Toby Alington: Mixing the BRITs

Responsible for the BRIT Awards live broadcast for his 19th year, Toby Alington discusses his approach and some of the challenges involved in the show…

The nice thing about the BRIT Awards is that it is never just like any other year. In an attempt to gain audience figures, move with the times and accommodate current artists and presentation styles, the show twists and turns its way into something new each time.

This year, it would seem, the show ended up in a very good place, with ITV getting a live audience peak of 7.5m viewers with a 6.5m hold. That’s good news whichever way you look at it, although I believe the record is still around 14m for the year of the Jarvis Cocker vs Michael Jackson debacle – there’s always some elusive alchemy involved in attracting a higher audience, and every year BRITs TV is in search of it.

We changed a few small things technically this year; I am always looking to re-invent and improve, but as the old adage goes: if it ain’t broke don’t fix it.

The broadcast audio team is effectively split into six areas: music mix in the Floating Earth mobile, audience mix and sweetening sound area, the live feed from the splitters at stage left, a centralised playback position beside the stage for a few live-vocal-to-track (LVTT) artists, and the final presentation sound area in the main CTV OB truck.

Finally, there’s the iTunes area, manned by Joe Adams, who takes my live stereo mixes and packages them up with nice audience handles for immediate iTunes release.
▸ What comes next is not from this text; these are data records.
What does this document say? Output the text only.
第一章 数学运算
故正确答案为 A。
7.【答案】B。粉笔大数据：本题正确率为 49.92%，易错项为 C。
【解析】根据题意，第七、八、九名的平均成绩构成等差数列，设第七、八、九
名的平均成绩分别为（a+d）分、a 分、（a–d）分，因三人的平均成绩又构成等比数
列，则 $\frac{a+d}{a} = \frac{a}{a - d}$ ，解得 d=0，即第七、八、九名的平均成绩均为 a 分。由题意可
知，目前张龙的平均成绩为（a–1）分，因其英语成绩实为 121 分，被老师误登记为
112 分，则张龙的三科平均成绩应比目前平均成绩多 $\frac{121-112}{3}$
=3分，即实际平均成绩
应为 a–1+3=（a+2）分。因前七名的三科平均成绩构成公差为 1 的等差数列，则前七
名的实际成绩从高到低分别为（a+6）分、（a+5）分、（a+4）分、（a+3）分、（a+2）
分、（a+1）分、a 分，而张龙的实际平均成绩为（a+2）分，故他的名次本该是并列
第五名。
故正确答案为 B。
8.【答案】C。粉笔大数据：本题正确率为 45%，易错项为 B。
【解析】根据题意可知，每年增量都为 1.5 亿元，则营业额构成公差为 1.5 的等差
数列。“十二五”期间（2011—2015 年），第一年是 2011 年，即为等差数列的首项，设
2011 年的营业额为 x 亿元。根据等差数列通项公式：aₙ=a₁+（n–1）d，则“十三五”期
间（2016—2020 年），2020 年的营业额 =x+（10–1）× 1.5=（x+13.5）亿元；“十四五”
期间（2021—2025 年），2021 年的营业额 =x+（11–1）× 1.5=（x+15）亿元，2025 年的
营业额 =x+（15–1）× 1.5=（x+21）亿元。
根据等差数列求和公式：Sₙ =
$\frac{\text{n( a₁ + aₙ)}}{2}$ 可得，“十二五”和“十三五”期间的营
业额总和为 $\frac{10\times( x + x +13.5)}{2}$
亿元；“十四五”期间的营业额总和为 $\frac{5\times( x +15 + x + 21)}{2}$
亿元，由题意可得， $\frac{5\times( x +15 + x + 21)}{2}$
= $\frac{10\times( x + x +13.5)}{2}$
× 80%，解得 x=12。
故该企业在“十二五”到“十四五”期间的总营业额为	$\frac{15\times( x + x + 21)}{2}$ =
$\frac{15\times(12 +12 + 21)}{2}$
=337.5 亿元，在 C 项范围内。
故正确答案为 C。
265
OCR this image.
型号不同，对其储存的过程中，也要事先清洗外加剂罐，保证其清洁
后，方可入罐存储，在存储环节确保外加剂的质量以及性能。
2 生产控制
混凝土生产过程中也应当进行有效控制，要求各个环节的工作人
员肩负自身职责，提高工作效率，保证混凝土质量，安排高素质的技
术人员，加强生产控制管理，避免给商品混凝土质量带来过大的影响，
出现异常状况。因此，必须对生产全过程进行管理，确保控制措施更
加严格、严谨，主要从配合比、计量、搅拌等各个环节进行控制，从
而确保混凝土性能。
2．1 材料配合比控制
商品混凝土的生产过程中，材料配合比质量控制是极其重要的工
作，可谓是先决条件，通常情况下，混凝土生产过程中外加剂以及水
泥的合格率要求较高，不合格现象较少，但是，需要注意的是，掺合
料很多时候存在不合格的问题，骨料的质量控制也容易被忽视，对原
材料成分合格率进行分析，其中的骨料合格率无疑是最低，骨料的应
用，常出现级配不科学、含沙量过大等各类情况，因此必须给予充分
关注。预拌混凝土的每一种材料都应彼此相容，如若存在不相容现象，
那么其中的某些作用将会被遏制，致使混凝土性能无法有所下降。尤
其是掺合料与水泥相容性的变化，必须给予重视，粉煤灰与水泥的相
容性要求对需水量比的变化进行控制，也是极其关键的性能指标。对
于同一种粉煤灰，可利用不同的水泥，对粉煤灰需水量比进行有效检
Before we go on site, we do the sound design and dubbing on the nomination packages and VT inserts at the studio in Twickenham. These are always a bit of fun, with ever more complex particle graphics revealing the nominees and winners. This audio is laid back onto the picture master tape, and then on site this is loaded to EVS (hard-disc video recorder) for the live playouts.

The first challenge on site is to rig our audience mics in the roof and around the stage, and also to get our fibres and remote mic amps to the splitters position. At the O2, we can use their pre-installed fibres in the roof for audience and get these patched down to the OB area, saving a lot of time and cabling. We generally rig about 14 audience mics in the roof, and about 12 around the stage. These are fed directly to the audience pre-mix area, which is looked after by Leaf Troup and David Loudon. On the night, they’re doing their best to find and focus on the best live audience, and occasionally supplement this with some sampled audience from years gone by if the audience is being a little subdued compared to the expectations of the live TV audience.

Once our lines to the stage are in, we go through a simple one-to-one check from Britannia Row’s end of the cables (Brit Row look after the PA side of the show) ensuring that all 250-odd lines are clean and in the right holes.

As you might imagine, the right communications are vital not only for this size of technical build, but also when we come to communicating on the live show. I have wired and wireless comms to my stage guys beside the splits and a ‘shout’ four-wire ring, which links all of us involved in the live sound in the venue – PA, stage, monitors, me and presentation. This is the same communications system which is used to line-check every single input when a new band is wheeled on, and each input is checked and called by FOH, monitors and the sound truck. The speed this runs at when you have a 96-channel band and only three minutes left before you’re on air can be quite exciting, but it’s a very disciplined procedure and everyone knows what order to call and who’s responsible for what. Ten seconds hold-up with a misplaced question or miscommunication can mean the difference between being on air and not.

In the meantime, Richard Anstead (Presentation Mixer) and Rick Simon (Grams Op) are preparing the sound area in the OB. Rick Simon handles all the play-ins of guest walk-down music, winner walk-up music, sound effects and other bits. Richard takes our music feed as one of his presentation feeds, and his mix consists of music, grams, audience, presenter mics, VT feeds and so on.

When Richard is on air with presentation he handles his own audience level, and similarly when my music mix is on air I look after my audience level. Audience levels can make or break a music mix, so I tend to be quite protective of handling the audience as part of my music mix, but it also gives Richard a complete break while a live music number’s running. There are occasions when we overlap – but on the whole it’s either me or Richard who is on air at any one time.

Finally, with the immediate release of the live mixes to iTunes, Joe Adams has a small area with a couple of laptops to take my mix, put clean audience front and end, make sure it’s at digital peak, and render it out onto a labelled USB stick. This stick is whisked away and the track played to artist management and/or the label, and if approved it’s on sale on iTunes within minutes. It was this live-to-iTunes process that gave us over ten weeks at number one in the UK charts for Adele’s Someone Like You BRITs performance in 2011.

We rehearse for two days, with the first artists rehearsing on Monday afternoon, and a final dress-run on Wednesday afternoon, before we’re live-to-air on Wednesday evening. That’s a familiar schedule for a multi-artist show like this, and one which is replicated on many shows world-wide.

This coming Wednesday, March 6th, it’s on to Comic Relief with Russell Brand at Wembley. This is a slightly tighter schedule, no final dress-rehearsal and a few less people on the team. I guess you need to like a challenge if you work in live television!

If I am invited, next year will be my 20th BRIT Awards. Something to celebrate? Most definitely!